Из вещмешка я выкладываю на простыню три склянки, поменьше той, что содержала клеща. Все три – похожие на вид, с одинаково сомнительного вида смесями внутри. Различают их только пиктограммы на наклейках.
– Надо стойку сварганить, – моментально реагирует Зоя. – Сейчас соображу что-нибудь.
– Не надо. Раздвинь шкаф. Вон там, слева от нагромождения гантелей. Все никак не сподоблюсь их выбросить…
Зоя извлекает из шкафа стойку для капельницы. Взглянув на стойку, она поднимает взгляд на меня, но потом сразу прячет глаза. Я молча принимаю у нее стойку и ставлю ее возле тумбочки с телефоном.
– Какую сначала ставить? – спрашивает Зоя.

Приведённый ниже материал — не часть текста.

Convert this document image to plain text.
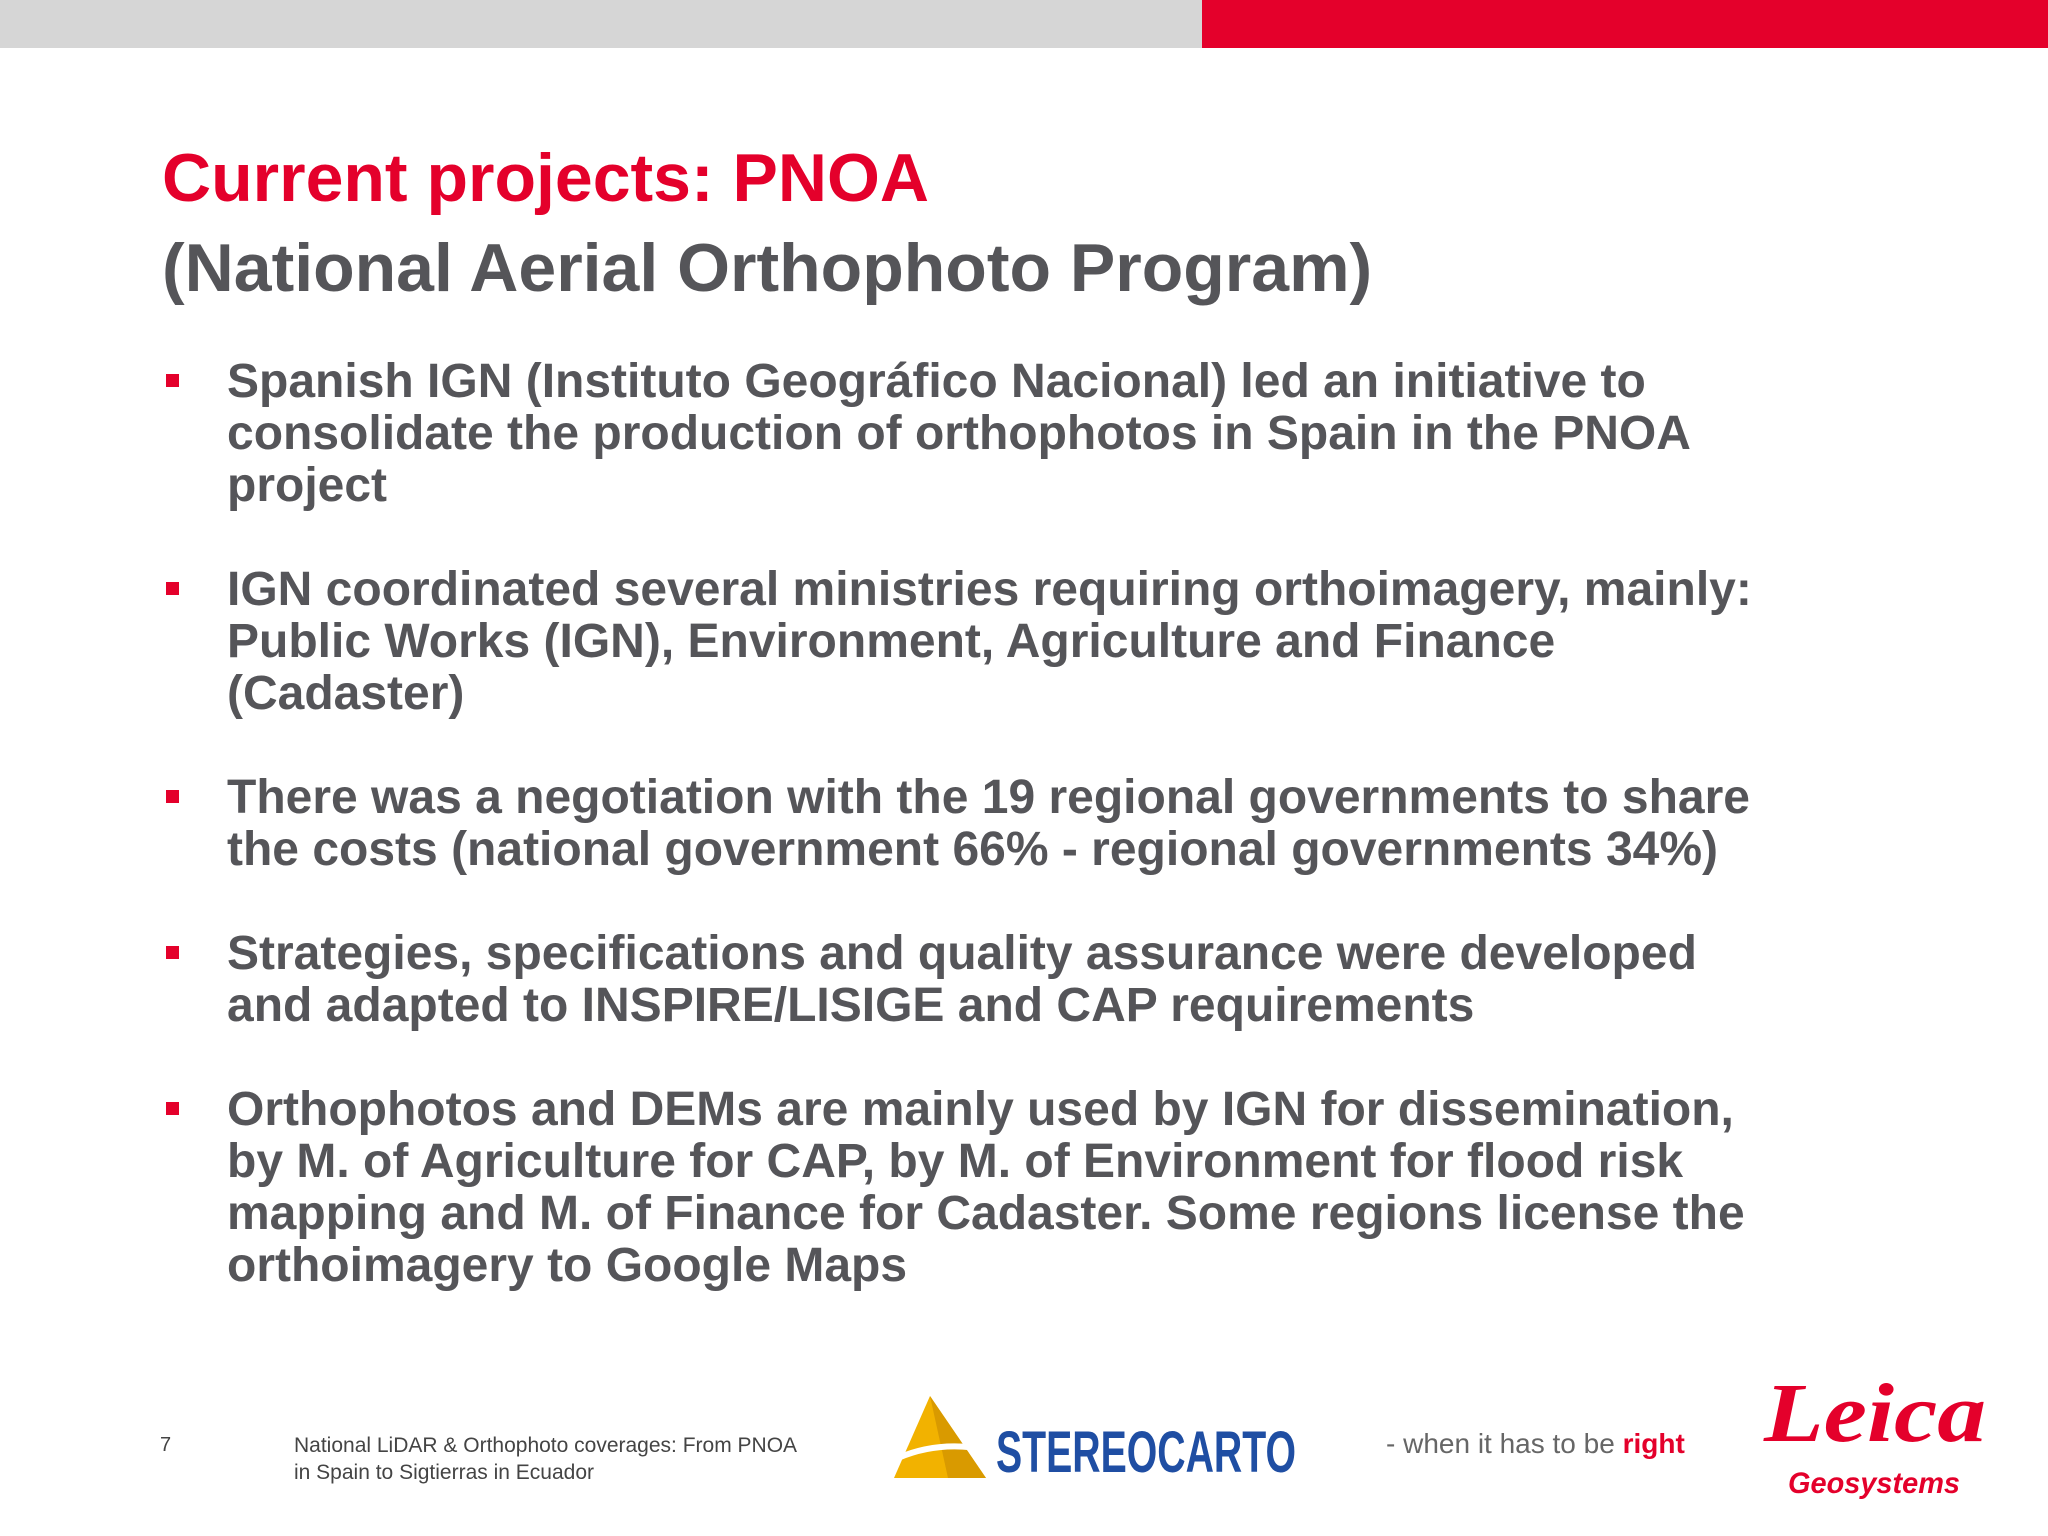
Current projects: PNOA
(National Aerial Orthophoto Program)

Spanish IGN (Instituto Geográfico Nacional) led an initiative to
consolidate the production of orthophotos in Spain in the PNOA
project

IGN coordinated several ministries requiring orthoimagery, mainly:
Public Works (IGN), Environment, Agriculture and Finance
(Cadaster)

There was a negotiation with the 19 regional governments to share
the costs (national government 66% - regional governments 34%)

Strategies, specifications and quality assurance were developed
and adapted to INSPIRE/LISIGE and CAP requirements

Orthophotos and DEMs are mainly used by IGN for dissemination,
by M. of Agriculture for CAP, by M. of Environment for flood risk
mapping and M. of Finance for Cadaster. Some regions license the
orthoimagery to Google Maps

7	National LiDAR & Orthophoto coverages: From PNOA
in Spain to Sigtierras in Ecuador	STEREOCARTO	- when it has to be right Leica
Geosystems
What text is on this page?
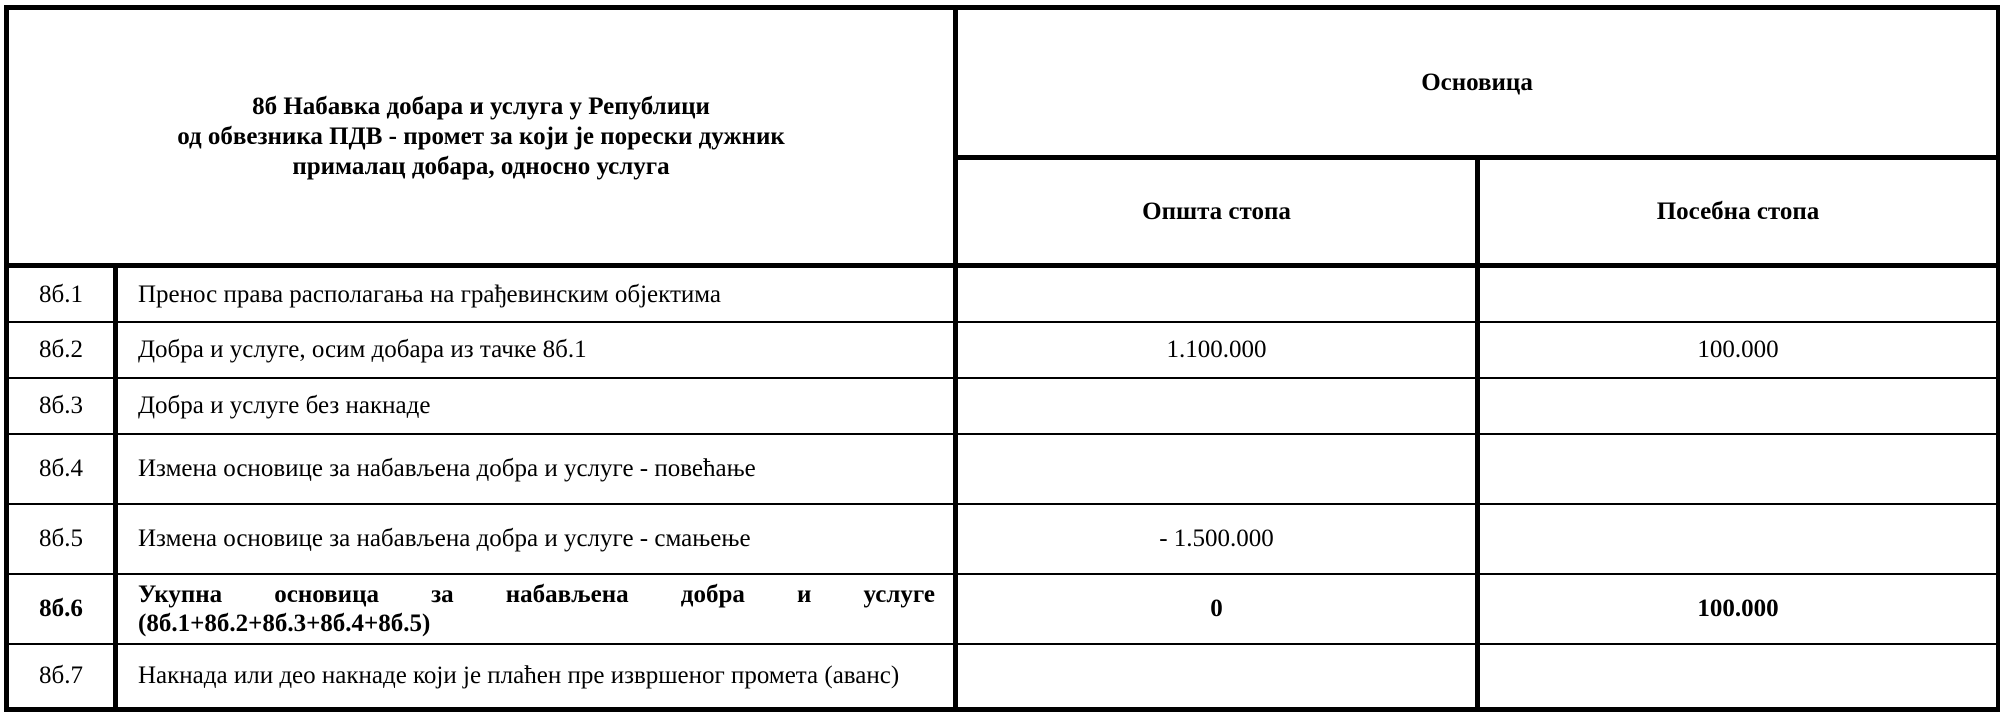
8б Набавка добара и услуга у Републици
од обвезника ПДВ - промет за који је порески дужник
прималац добара, односно услуга		Основица	
		Општа стопа	Посебна стопа
8б.1	Пренос права располагања на грађевинским објектима		
8б.2	Добра и услуге, осим добара из тачке 8б.1	1.100.000	100.000
8б.3	Добра и услуге без накнаде		
8б.4	Измена основице за набављена добра и услуге - повећање		
8б.5	Измена основице за набављена добра и услуге - смањење	- 1.500.000	
8б.6	Укупна основица за набављена добра и услуге (8б.1+8б.2+8б.3+8б.4+8б.5)	0	100.000
8б.7	Накнада или део накнаде који је плаћен пре извршеног промета (аванс)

– Все сразу. Соединяешь вот в эту воронку, потом открываешь, на самый малый.
– Ты мне скажешь или нет, зачем ты Аркаше в затылок присунул?
– Как я говорил, – морщусь я, – сращиватель способен объединять организмы в одну систему. Оттуда название. В данном случае это позволяет нам при помощи мерзкого клеща многократно ускорить регенерацию тела Аркадия. Вещества, которые клещ выделяет в процессе своего бесполого размножения, позволяют ускорить деление клеток и повышают человеческий иммунитет. В склянках – особый питательный раствор.
– А если без сращивателя?
– Ничего хорошего не будет, – говорю я, – уж поверь. – Регенерация вообще работает только в первые часы после ранения, пока ткани не зажили. Ее проводят в специальной камере, наполненной раствором, но камеры нет, так что… а чем пахнет, кстати? Ну, кроме… ты знаешь.
– Супом. Я суп сварила, – говорит Зоя, массируя свои колени. – Будешь?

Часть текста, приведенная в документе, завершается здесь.